“Successful Aging in a Time of Wildfires” is a research study designed to examine the effects of
chronic and acute wildfire smoke exposure on the successful aging of community-dwelling older
adults living in California. Over 1.4 million wildfires have occurred in the U.S. since 2000,
burning an average of 7 million acres annually. Emissions from wildfires pose significant threats
to human health, including cardiovascular, respiratory, and neuro-cognitive effects, and are
estimated to cause more than 15,000 fatalities per year. Older adults are particularly vulnerable
to the impact of wildfire emissions, which exacerbate respiratory and cardiac diseases.
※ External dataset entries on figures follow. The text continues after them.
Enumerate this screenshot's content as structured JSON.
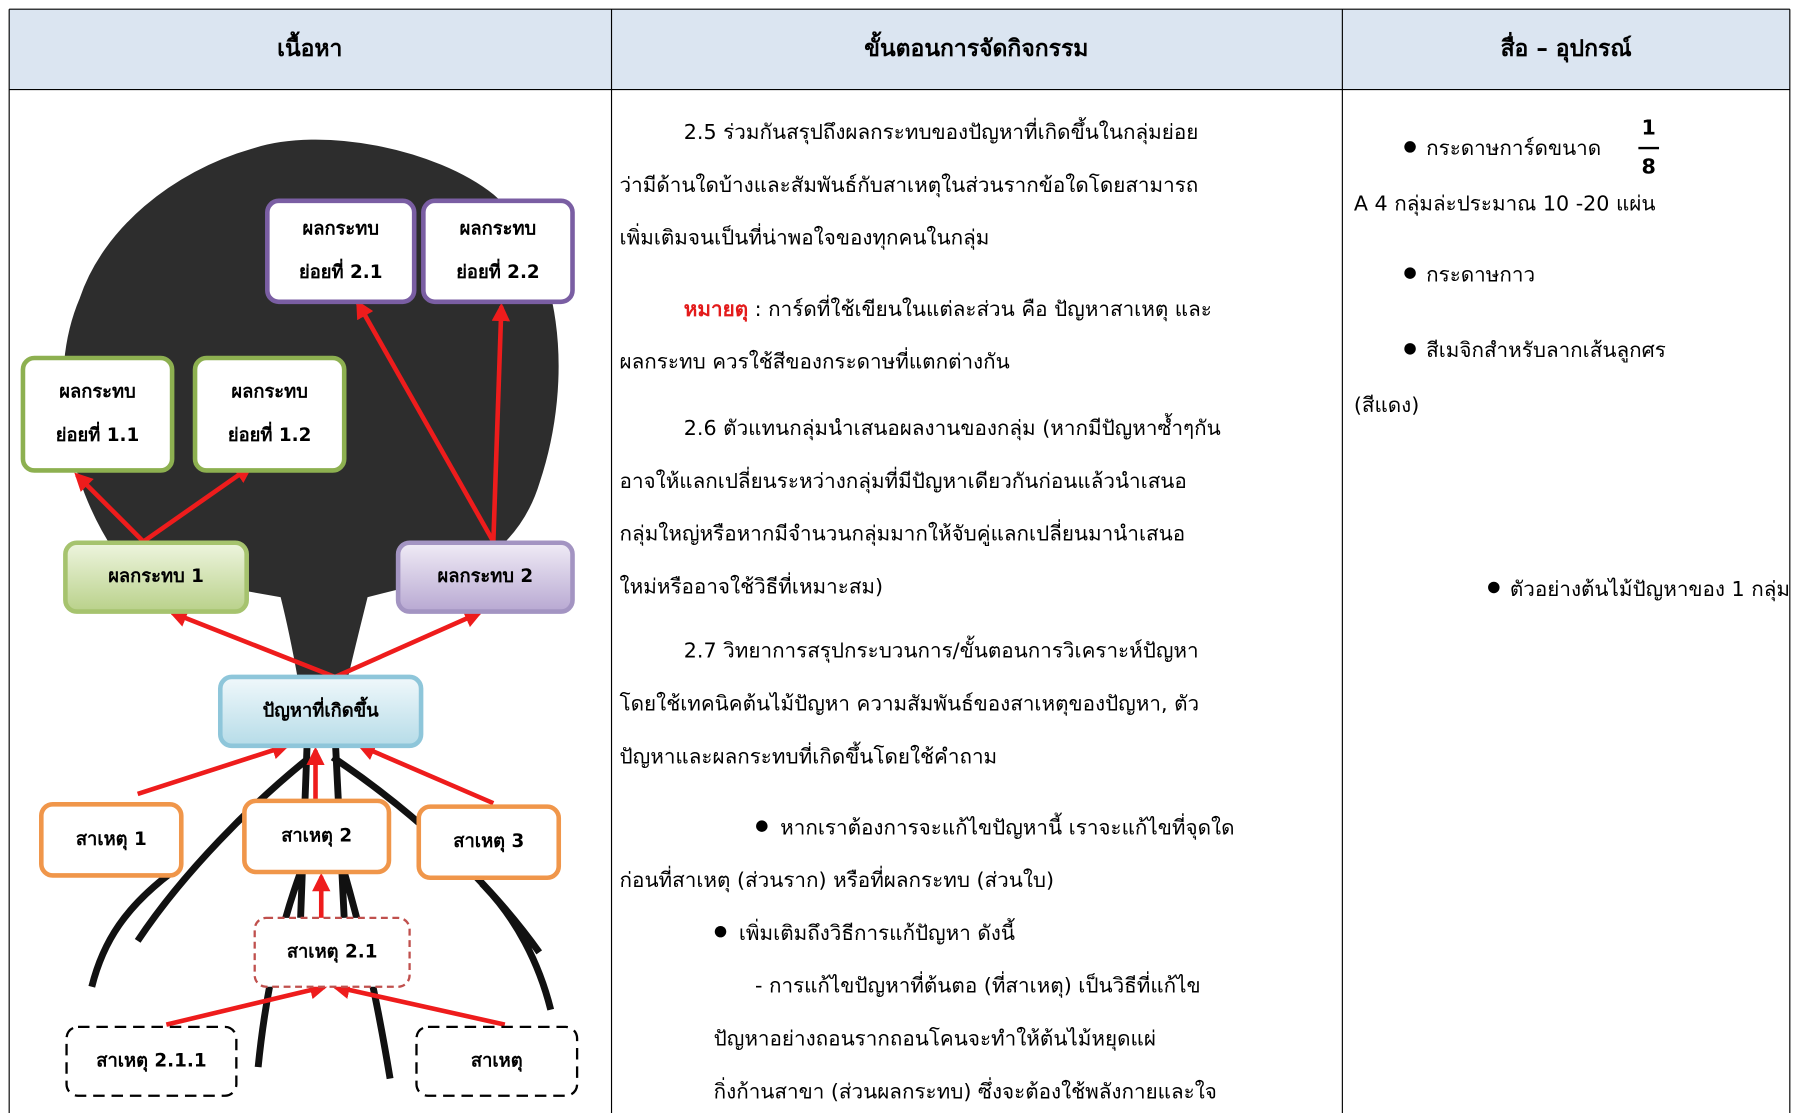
{
  "table": {
    "headers": [
      "เนื้อหา",
      "ขั้นตอนการจัดกิจกรรม",
      "สื่อ – อุปกรณ์"
    ]
  },
  "diagram": {
    "nodes": [
      {
        "lines": [
          "ผลกระทบ",
          "ย่อยที่ 2.1"
        ]
      },
      {
        "lines": [
          "ผลกระทบ",
          "ย่อยที่ 2.2"
        ]
      },
      {
        "lines": [
          "ผลกระทบ",
          "ย่อยที่ 1.1"
        ]
      },
      {
        "lines": [
          "ผลกระทบ",
          "ย่อยที่ 1.2"
        ]
      },
      {
        "lines": [
          "ผลกระทบ 1"
        ]
      },
      {
        "lines": [
          "ผลกระทบ 2"
        ]
      },
      {
        "lines": [
          "ปัญหาที่เกิดขึ้น"
        ]
      },
      {
        "lines": [
          "สาเหตุ 1"
        ]
      },
      {
        "lines": [
          "สาเหตุ 2"
        ]
      },
      {
        "lines": [
          "สาเหตุ 3"
        ]
      },
      {
        "lines": [
          "สาเหตุ 2.1"
        ]
      },
      {
        "lines": [
          "สาเหตุ 2.1.1"
        ]
      },
      {
        "lines": [
          "สาเหตุ"
        ]
      }
    ]
  },
  "activities": {
    "step_2_5": [
      "2.5 ร่วมกันสรุปถึงผลกระทบของปัญหาที่เกิดขึ้นในกลุ่มย่อย",
      "ว่ามีด้านใดบ้างและสัมพันธ์กับสาเหตุในส่วนรากข้อใดโดยสามารถ",
      "เพิ่มเติมจนเป็นที่น่าพอใจของทุกคนในกลุ่ม"
    ],
    "note": {
      "label": "หมายตุ",
      "lines": [
        " : การ์ดที่ใช้เขียนในแต่ละส่วน คือ ปัญหาสาเหตุ และ",
        "ผลกระทบ ควรใช้สีของกระดาษที่แตกต่างกัน"
      ]
    },
    "step_2_6": [
      "2.6 ตัวแทนกลุ่มนำเสนอผลงานของกลุ่ม (หากมีปัญหาซ้ำๆกัน",
      "อาจให้แลกเปลี่ยนระหว่างกลุ่มที่มีปัญหาเดียวกันก่อนแล้วนำเสนอ",
      "กลุ่มใหญ่หรือหากมีจำนวนกลุ่มมากให้จับคู่แลกเปลี่ยนมานำเสนอ",
      "ใหม่หรืออาจใช้วิธีที่เหมาะสม)"
    ],
    "step_2_7": [
      "2.7  วิทยาการสรุปกระบวนการ/ขั้นตอนการวิเคราะห์ปัญหา",
      "โดยใช้เทคนิคต้นไม้ปัญหา ความสัมพันธ์ของสาเหตุของปัญหา, ตัว",
      "ปัญหาและผลกระทบที่เกิดขึ้นโดยใช้คำถาม"
    ],
    "question_1": [
      "หากเราต้องการจะแก้ไขปัญหานี้ เราจะแก้ไขที่จุดใด",
      "ก่อนที่สาเหตุ (ส่วนราก) หรือที่ผลกระทบ (ส่วนใบ)"
    ],
    "question_2": [
      "เพิ่มเติมถึงวิธีการแก้ปัญหา ดังนี้"
    ],
    "solution": [
      "- การแก้ไขปัญหาที่ต้นตอ (ที่สาเหตุ) เป็นวิธีที่แก้ไข",
      "ปัญหาอย่างถอนรากถอนโคนจะทำให้ต้นไม้หยุดแผ่",
      "กิ่งก้านสาขา (ส่วนผลกระทบ) ซึ่งจะต้องใช้พลังกายและใจ"
    ]
  },
  "materials": {
    "card": {
      "text": "กระดาษการ์ดขนาด",
      "fraction": {
        "numerator": "1",
        "denominator": "8"
      },
      "continuation": "A 4 กลุ่มล่ะประมาณ 10 -20 แผ่น"
    },
    "glue": "กระดาษกาว",
    "marker": {
      "text": "สีเมจิกสำหรับลากเส้นลูกศร",
      "color_note": "(สีแดง)"
    },
    "example": "ตัวอย่างต้นไม้ปัญหาของ 1 กลุ่ม"
  }
}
However, beyond direct physical health effects it remains unclear how sociodemographic
factors shape older adult exposure to wildfire smoke and how this exposure subsequently
impacts the functional, cognitive, and socio-behavioral aspects of successful aging. As
California is at particularly heightened risk of wildfires, this study will recruit a racially and
ethnically diverse longitudinal cohort of 1,000 community-dwelling older adults from California
and apply a hierarchical socio-ecological model to the question of whether exposure to wildfire
emissions affects the successful aging of older adults. The strategy reflects a multidisciplinary
approach in which the researchers measure and model ambient toxins in both outdoor and
indoor air; collect and assess epigenetic changes in older adults’ exosomes; and evaluate the
social, psychological, and behavioral factors that moderate the environmental and biological
exposure factors and their impact on successful aging. The broad long-term objectives of the
study are to identify those factors amenable to prevention, mitigation, or adaptation, so that
older adults living in wildfire-susceptible regions of the country can safeguard their health by
attending to the air around them, the buildings in which they live, and to the social supports and
protective behaviors in which they can engage. The research study has four specific research
aims: (1) to develop a California-based observational cohort of older adults with various levels of
wildfire exposure from 2002-present; (2) to estimate outdoor and indoor exposure to chemically-
explicit wildfire emissions among cohort participants; (3) to analyze saliva samples to identify
epigenetic markers of wildfire-exposure, and analyze their association with inflammatory
processes and functional impacts on neurological, cardiovascular, and respiratory systems; and
(4) to develop and test an ecological model for successful aging in older adults exposed to
wildfire emissions that integrates exposure and behavioral data to determine the relationship
between wildfire smoke exposure and successful aging outcomes.